After you’ve instantiated the client-side PowerSync database, you will call connect() on it, which causes the PowerSync Client SDK to connect to the PowerSync Service for the purpose of syncing data to the client-side SQLite database, and to connect to your backend application as needed, for two potential purposes:
Purpose
Description
Uploading mutations to your backend:
Mutations that are made to the client-side SQLite database are uploaded to your backend application, where you control how they’re applied to your backend source database (Postgres, MongoDB, MySQL, or SQL Server). This is how PowerSync achieves bi-directional syncing of data: The PowerSync Service provides the server-to-client read path based on your Sync Streams or Sync Rules (legacy), and the client-to-server write path goes via your backend.
Authentication integration: (optional)
PowerSync uses JWTs for authentication between the Client SDK and PowerSync Service. Some authentication providers generate JWTs for users which PowerSync can verify directly. For others, some code must be added to your application backend to generate the JWTs.
Accordingly, you must pass a backend connector as an argument when you call connect() on the client-side PowerSync database. You must define that backend connector, and it must implement two functions/methods:
Purpose
Function
Description
Uploading mutations to your backend:
uploadData()
The PowerSync Client SDK automatically calls this function to upload client-side mutations to your backend. Whenever you write to the client-side SQLite database, those writes are also automatically placed into an upload queue by the Client SDK, and the Client SDK processes the entries in the upload queue by calling uploadData(). You should define your uploadData() function to call your backend application API to upload and apply the write operations to your backend source database. The Client SDK automatically handles retries in the case of failures. See Writing Data in the Client SDKs section for more details on the implementation of uploadData().
Authentication integration:
fetchCredentials()
Called by the PowerSync Client SDK to obtain a JWT and the endpoint URL for your PowerSync Service instance.
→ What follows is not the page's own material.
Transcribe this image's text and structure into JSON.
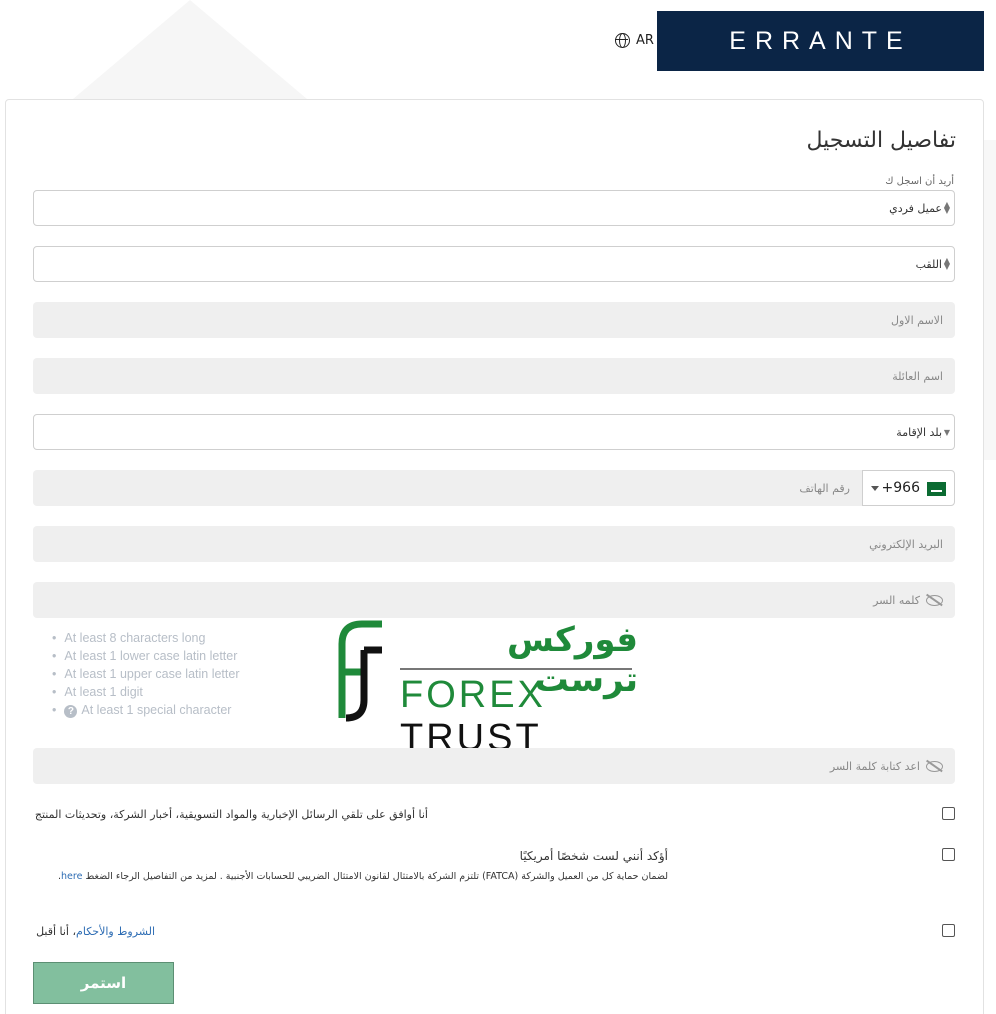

The SDK uses the JWT to authenticate against the PowerSync Service. fetchCredentials() returns an object with token (JWT) and endpoint fields. See Authentication Setup for more details on JWT authentication.
Some authentication providers generate JWTs for users which PowerSync can verify directly, and in that case, your fetchCredentials() function implementation can simply return that JWT from client-side state. Your fetchCredentials() implementation only needs to retrieve a JWT from your backend if you are using Custom Authentication integration. See the Authentication Overview for more background.
The PowerSync Client SDK caches credentials internally and fetchCredentials is called in the following scenarios:
On initial connection - When connect() is called and no cached credentials are available.
Before the token expires - The PowerSync Service sends periodic keepalive messages that include the remaining lifetime of the current JWT. When the token has 30 seconds or less remaining, the SDK pre-fetches new credentials in the background to ensure a seamless transition.
When the token has expired - If the token expires (e.g. due to the device being offline), the SDK invalidates cached credentials and calls fetchCredentials() again when reconnecting.
On authentication errors - If the PowerSync Service responds with a 401 status, credentials are invalidated, prompting a fresh fetchCredentials() call on the next connection attempt.
For a JWT with a 1-hour expiry, fetchCredentials() is typically called approximately once per hour.
Your fetchCredentials() implementation should always return a fresh token when called, even if the currently cached token is not yet expired.
The SDK handles token rotation seamlessly regardless of the TTL, as long as fetchCredentials() can return a valid token when called.Avoid JWTs with a TTL shorter than 30 seconds, since the SDK’s pre-fetch threshold is 30 seconds - shorter TTLs would bypass pre-fetching and always hit the token-expired reconnection path.
If the JWT expires while the device is offline, the SDK handles reconnection automatically - it will call fetchCredentials() to obtain a new token when connectivity is restored.The PowerSync sync token is used exclusively for the connection between the Client SDK and the PowerSync Service. It is separate from your application’s own authentication session (e.g. Supabase Auth, Firebase Auth), which has its own lifecycle and refresh mechanism.